When faced with an awkward moment so uncomfortable it makes you wish the ground would open up and swallow you, the best response might be to do the opposite of what instinct tells you: draw attention to it.
According to psychologist Jenny Shields of Houston, calling out the awkwardness directly can defuse the tension and reset the mood. Simple phrases such as “Well, that was awkward!” or “That was certainly honest!” acknowledge what happened while signaling a willingness to move forward. “We think ignoring it will make it go away,” Shields explained. “But when you ignore it, it’s like holding your breath. With just a few words, you release that tension so everyone else can take a deep breath, too.”
From blurting out an unreciprocated “I love you” to waving at a stranger who wasn’t waving at you, everyone has experienced the sting of social discomfort. Shields said even high-level professionals aren’t immune: “They can handle a boardroom, they can handle life-and-death decisions, but if you put them in an awkward silence, they get squirmy and want to disappear. That’s how universal this is.”
There’s also a biological reason awkward moments feel so painful. Shields explained that humans are wired to want acceptance.

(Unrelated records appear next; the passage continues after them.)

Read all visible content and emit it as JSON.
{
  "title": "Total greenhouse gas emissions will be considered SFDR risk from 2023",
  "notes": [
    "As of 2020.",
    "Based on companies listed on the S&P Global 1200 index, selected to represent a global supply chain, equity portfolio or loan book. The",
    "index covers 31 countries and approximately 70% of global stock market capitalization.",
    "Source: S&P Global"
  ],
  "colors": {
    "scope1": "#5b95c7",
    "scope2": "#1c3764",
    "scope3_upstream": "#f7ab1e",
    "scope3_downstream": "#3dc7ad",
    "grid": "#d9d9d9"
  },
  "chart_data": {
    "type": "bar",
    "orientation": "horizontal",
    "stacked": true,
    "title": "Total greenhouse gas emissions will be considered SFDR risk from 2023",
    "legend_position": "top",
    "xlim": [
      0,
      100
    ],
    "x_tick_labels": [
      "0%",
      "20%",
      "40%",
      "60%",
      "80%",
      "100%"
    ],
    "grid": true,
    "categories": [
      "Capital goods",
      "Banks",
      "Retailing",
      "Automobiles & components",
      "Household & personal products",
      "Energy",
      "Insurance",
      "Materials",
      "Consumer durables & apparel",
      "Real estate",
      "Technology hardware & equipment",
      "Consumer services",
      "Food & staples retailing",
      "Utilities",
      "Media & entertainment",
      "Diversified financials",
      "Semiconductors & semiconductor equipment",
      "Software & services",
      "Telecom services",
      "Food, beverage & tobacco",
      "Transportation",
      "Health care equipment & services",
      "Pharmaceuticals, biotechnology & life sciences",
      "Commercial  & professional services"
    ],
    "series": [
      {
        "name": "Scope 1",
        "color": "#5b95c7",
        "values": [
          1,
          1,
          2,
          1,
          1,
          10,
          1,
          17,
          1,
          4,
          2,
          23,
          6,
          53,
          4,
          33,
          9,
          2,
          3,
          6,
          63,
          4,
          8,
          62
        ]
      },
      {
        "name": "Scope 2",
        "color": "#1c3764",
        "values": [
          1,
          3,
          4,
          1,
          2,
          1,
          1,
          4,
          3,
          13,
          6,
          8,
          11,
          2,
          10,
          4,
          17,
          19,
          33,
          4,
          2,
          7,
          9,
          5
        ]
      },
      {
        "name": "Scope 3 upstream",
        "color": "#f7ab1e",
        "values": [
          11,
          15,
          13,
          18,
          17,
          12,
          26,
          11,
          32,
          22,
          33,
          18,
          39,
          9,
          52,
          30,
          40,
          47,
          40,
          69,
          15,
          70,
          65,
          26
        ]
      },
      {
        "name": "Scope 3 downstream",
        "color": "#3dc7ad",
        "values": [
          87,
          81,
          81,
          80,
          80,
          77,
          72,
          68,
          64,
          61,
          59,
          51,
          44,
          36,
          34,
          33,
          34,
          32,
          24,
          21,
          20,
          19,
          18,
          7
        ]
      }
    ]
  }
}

When a comment or gesture lands wrong, the brain interprets it as a threat to belonging. “Your body doesn’t know the difference between being chased by a lion and blurting something embarrassing at dinner,” she said. “Your heart races and you want to vanish.”

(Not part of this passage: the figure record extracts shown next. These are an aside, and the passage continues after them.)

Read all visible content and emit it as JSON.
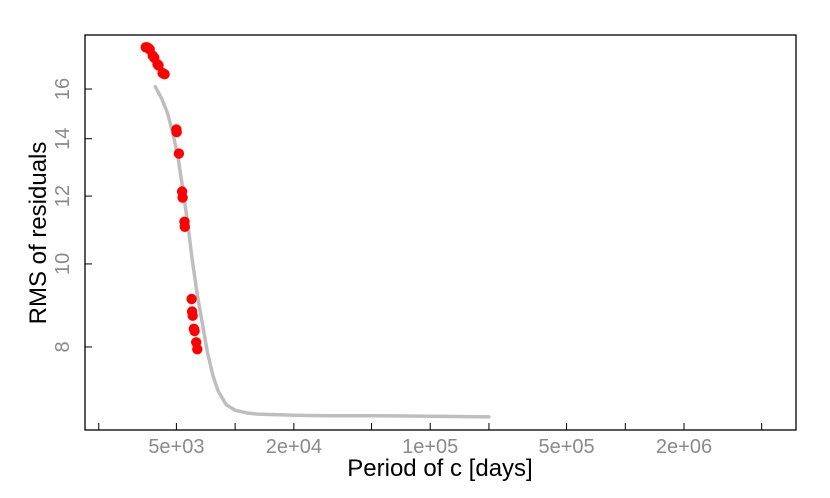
{
  "chart_data": {
    "type": "scatter",
    "xlabel": "Period of c [days]",
    "ylabel": "RMS of residuals",
    "x_scale": "log",
    "y_scale": "log",
    "xlim": [
      1700,
      7500000
    ],
    "ylim": [
      6.4,
      18.5
    ],
    "x_ticks": [
      {
        "value": 2000,
        "label": ""
      },
      {
        "value": 5000,
        "label": "5e+03"
      },
      {
        "value": 10000,
        "label": ""
      },
      {
        "value": 20000,
        "label": "2e+04"
      },
      {
        "value": 50000,
        "label": ""
      },
      {
        "value": 100000,
        "label": "1e+05"
      },
      {
        "value": 200000,
        "label": ""
      },
      {
        "value": 500000,
        "label": "5e+05"
      },
      {
        "value": 1000000,
        "label": ""
      },
      {
        "value": 2000000,
        "label": "2e+06"
      },
      {
        "value": 5000000,
        "label": ""
      }
    ],
    "y_ticks": [
      {
        "value": 8,
        "label": "8"
      },
      {
        "value": 10,
        "label": "10"
      },
      {
        "value": 12,
        "label": "12"
      },
      {
        "value": 14,
        "label": "14"
      },
      {
        "value": 16,
        "label": "16"
      }
    ],
    "grid": false,
    "legend": "none",
    "series": [
      {
        "kind": "line",
        "color": "#bebebe",
        "x": [
          3900,
          4200,
          4500,
          4800,
          5100,
          5400,
          5700,
          6000,
          6400,
          6800,
          7200,
          7700,
          8200,
          9000,
          10000,
          11500,
          13000,
          16000,
          20000,
          30000,
          50000,
          100000,
          200000
        ],
        "y": [
          16.1,
          15.6,
          15.0,
          14.2,
          13.3,
          12.2,
          11.2,
          10.2,
          9.2,
          8.5,
          7.9,
          7.4,
          7.1,
          6.85,
          6.75,
          6.7,
          6.68,
          6.67,
          6.66,
          6.65,
          6.65,
          6.64,
          6.63
        ]
      },
      {
        "kind": "points",
        "color": "#ff0000",
        "x": [
          3480,
          3540,
          3600,
          3650,
          3780,
          3850,
          4000,
          4050,
          4250,
          4350,
          5000,
          5020,
          5150,
          5350,
          5380,
          5500,
          5520,
          5980,
          6020,
          6060,
          6150,
          6200,
          6320,
          6400
        ],
        "y": [
          17.9,
          17.9,
          17.85,
          17.8,
          17.5,
          17.4,
          17.1,
          17.05,
          16.7,
          16.65,
          14.35,
          14.25,
          13.45,
          12.15,
          11.95,
          11.2,
          11.05,
          9.1,
          8.8,
          8.7,
          8.4,
          8.35,
          8.1,
          7.95
        ]
      }
    ]
  }
}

The key, experts say, is to “name the awkwardness.” “Awkwardness lives in silence,” Shields noted. “The second you can name it—with a little humor and empathy—you disarm it.”
Los Angeles psychologist Seth Meyers agreed, adding that humor is one of the best ways to recover from cringe-worthy moments. “Humor helps minimize and normalize the true level of importance of this fleeting moment in a person’s life,” he said. A light-hearted “And … scene!” or “Is anyone else mortified?!” can instantly relieve pressure and make everyone laugh.

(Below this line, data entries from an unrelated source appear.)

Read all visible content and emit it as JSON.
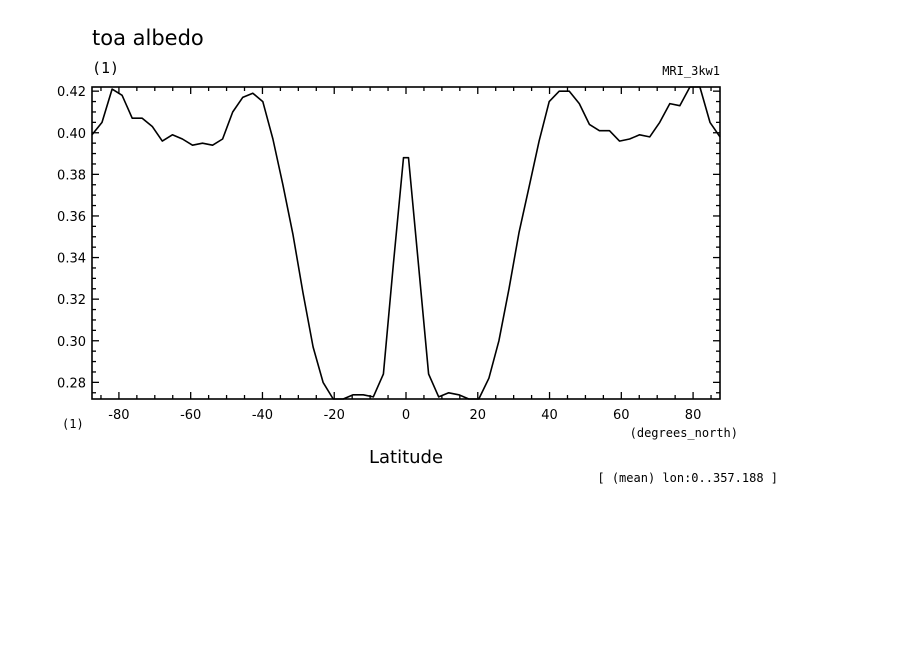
{
  "chart_data": {
    "type": "line",
    "title": "toa albedo",
    "ylabel_unit": "(1)",
    "x_unit_label": "(1)",
    "model_label": "MRI_3kw1",
    "xlabel": "Latitude",
    "xunits": "(degrees_north)",
    "footnote": "[ (mean) lon:0..357.188 ]",
    "xlim": [
      -87.5,
      87.5
    ],
    "ylim": [
      0.272,
      0.422
    ],
    "x_ticks": [
      -80,
      -60,
      -40,
      -20,
      0,
      20,
      40,
      60,
      80
    ],
    "x_tick_labels": [
      "-80",
      "-60",
      "-40",
      "-20",
      "0",
      "20",
      "40",
      "60",
      "80"
    ],
    "y_ticks": [
      0.28,
      0.3,
      0.32,
      0.34,
      0.36,
      0.38,
      0.4,
      0.42
    ],
    "y_tick_labels": [
      "0.28",
      "0.30",
      "0.32",
      "0.34",
      "0.36",
      "0.38",
      "0.40",
      "0.42"
    ],
    "series": [
      {
        "x": [
          -87.5,
          -84.7,
          -81.9,
          -79.1,
          -76.3,
          -73.5,
          -70.7,
          -67.9,
          -65.1,
          -62.3,
          -59.5,
          -56.7,
          -53.9,
          -51.1,
          -48.3,
          -45.5,
          -42.7,
          -39.9,
          -37.1,
          -34.3,
          -31.5,
          -28.7,
          -25.9,
          -23.1,
          -20.3,
          -17.5,
          -14.7,
          -11.9,
          -9.1,
          -6.3,
          -3.5,
          -0.7,
          0.7,
          3.5,
          6.3,
          9.1,
          11.9,
          14.7,
          17.5,
          20.3,
          23.1,
          25.9,
          28.7,
          31.5,
          34.3,
          37.1,
          39.9,
          42.7,
          45.5,
          48.3,
          51.1,
          53.9,
          56.7,
          59.5,
          62.3,
          65.1,
          67.9,
          70.7,
          73.5,
          76.3,
          79.1,
          81.9,
          84.7,
          87.5
        ],
        "values": [
          0.399,
          0.405,
          0.421,
          0.418,
          0.407,
          0.407,
          0.403,
          0.396,
          0.399,
          0.397,
          0.394,
          0.395,
          0.394,
          0.397,
          0.41,
          0.417,
          0.419,
          0.415,
          0.397,
          0.375,
          0.351,
          0.323,
          0.297,
          0.28,
          0.272,
          0.272,
          0.274,
          0.274,
          0.273,
          0.284,
          0.337,
          0.388,
          0.388,
          0.336,
          0.284,
          0.273,
          0.275,
          0.274,
          0.272,
          0.272,
          0.282,
          0.3,
          0.325,
          0.352,
          0.374,
          0.396,
          0.415,
          0.42,
          0.42,
          0.414,
          0.404,
          0.401,
          0.401,
          0.396,
          0.397,
          0.399,
          0.398,
          0.405,
          0.414,
          0.413,
          0.422,
          0.422,
          0.405,
          0.398
        ]
      }
    ]
  }
}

Meyers also recommends positive self-talk if embarrassment lingers. Reminders such as “This too shall pass” or “Everyone has awkward moments” help put things in perspective.
If you’re merely a bystander to someone else’s gaffe, Shields advises offering a “life raft” to ease their discomfort. A friendly “We’ve all been there,” or even a cheerful “Well! Anyway!” can help redirect the situation.
Ultimately, Shields believes awkwardness can strengthen connections. “If you approach an awkward moment with kindness or humor,” she said, “you turn what could have been shame into belonging. It becomes a bridge—a chance for genuine human connection.”